Alaska Fish & Wildlife News
July 2009
Hands-on science
in Glacier Bay and Baranof Island
A new summer camp from the University of Alaska Southeast, with help from the Alaska Department of Fish and Game, took 15 high school science students out of the classroom and into the wilds of Glacier Bay and Little Port Walter on Baranof Island.
The students got a "visceral" learning experience, according to UAS Environmental Science teacher, Cathy Connor, who was on the Glacier Bay leg of the trip. The camp, Discover Design Research, took place from June 20 through June 30. Students spent five days in Juneau gaining kayaking and outdoor skills, and learning geology and marine biology, before heading out to the wilds of Alaska.
Ten students lived aboard the M/V Glacier Seal for seven days in Glacier Bay National Park, measuring water salinity and temperature, and studying wildlife, birds, and glacial landscapes.
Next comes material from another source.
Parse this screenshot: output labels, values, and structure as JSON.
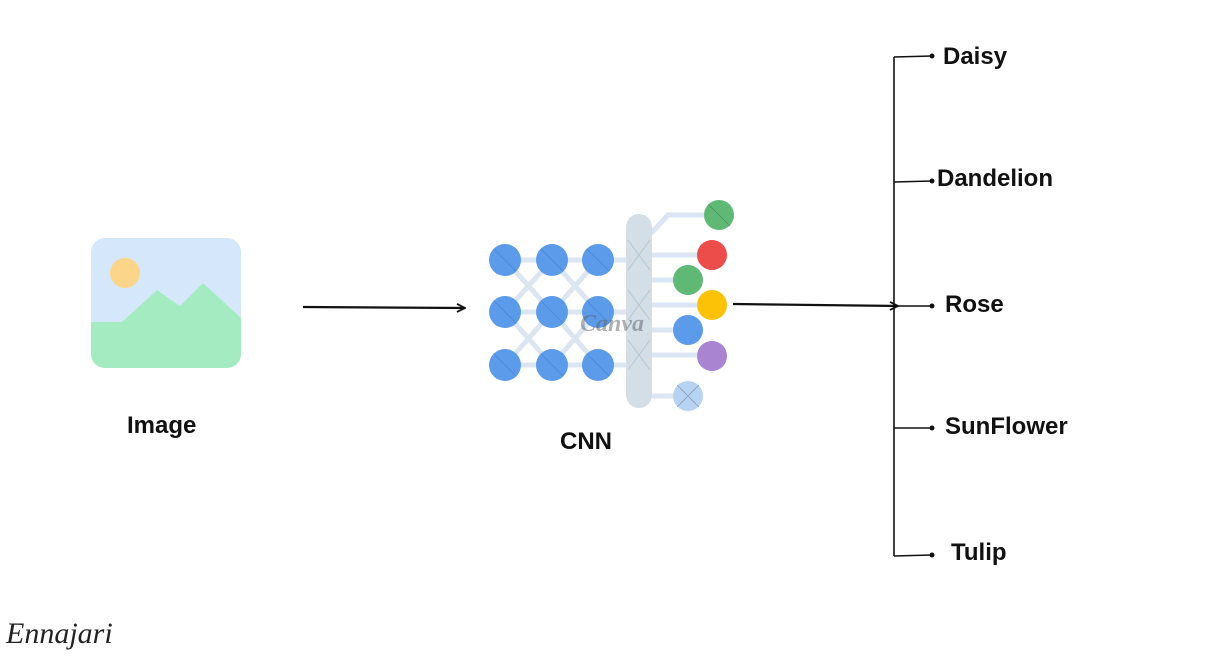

Shoreside excursions revealed fossil gastropods and bivalves, 40,000-year-old interglacial tree stumps, wolf and bear tracks, intertidal ecology and post glacial plant succession.
"This is a place where scientists come from all over the world to see what these students saw," said Clay Good, a UAS adjunct teacher who taught oceanography and biology in the bay.
The other five students flew to Little Port Walter, where they learned about salmon, aquaculture and practiced marking and recapturing fish in two nearby streams.
Rhyan Holmes, a rising junior from Juneau, described it: "You would grab a fish and put it in ... a bucket that's full of normal water and then you would put two or three fish into another bucket that has drugs in (it), (the drugs) kind of slow down their breathing so they stop moving so you can handle them easily, and we'll grab them, we'll measure them ... and then we would weigh them and we would have someone clip off the top tail."
After the fish recuperated, the students returned them to the stream and set more traps. When they returned to see how many marked fish were recaptured, it indicated the fish population in the stream.
Geologist Cathy Connor said the hands-on approach is the best teaching method.
"I think the important, take-home message is, 'What is science and how does it work?' So we were showing them. They were learning by being scientists," Connor said.
The students collected their own data and drew conclusions, which they presented June 30 at a symposium at the Egan Lecture Hall at UAS.
The group was made up of four boys and 11 girls going into grades 10 through 12. Twelve of them were from Juneau and the other three from Wasilla, Nenana and Illinois.
Adam Nelson of Illinois said he is eager to return to Alaska next summer and hopes to work on a boat. He is now looking into attending UAS when he graduates, he said.
Marc Choquette, captain of the Glacier Seal, taught navigation, chart reading and seafaring skills and numerous impromptu lessons in boat operation. Besides Connor and Good, the camp had help from Beth Matthews and Tara Fritzinger from UAS, Ron Heintz, a National Oceanic and Atmospheric Administration fisheries biologist, and Riley Woodford of the Alaska Department of Fish and Game. Biologist Chris Gabriele and ranger/naturalist Steve Schaller of Glacier Bay National Park also taught.
This is the camp's first year, but organizers plan to continue it. The camp cost $1,500 and was underwritten with grants through the Juneau Economic Development Council. The Springboard program was integral to the camp.
This article first appeared in the Juneau Empire. It has been reprinted with permission and additional material.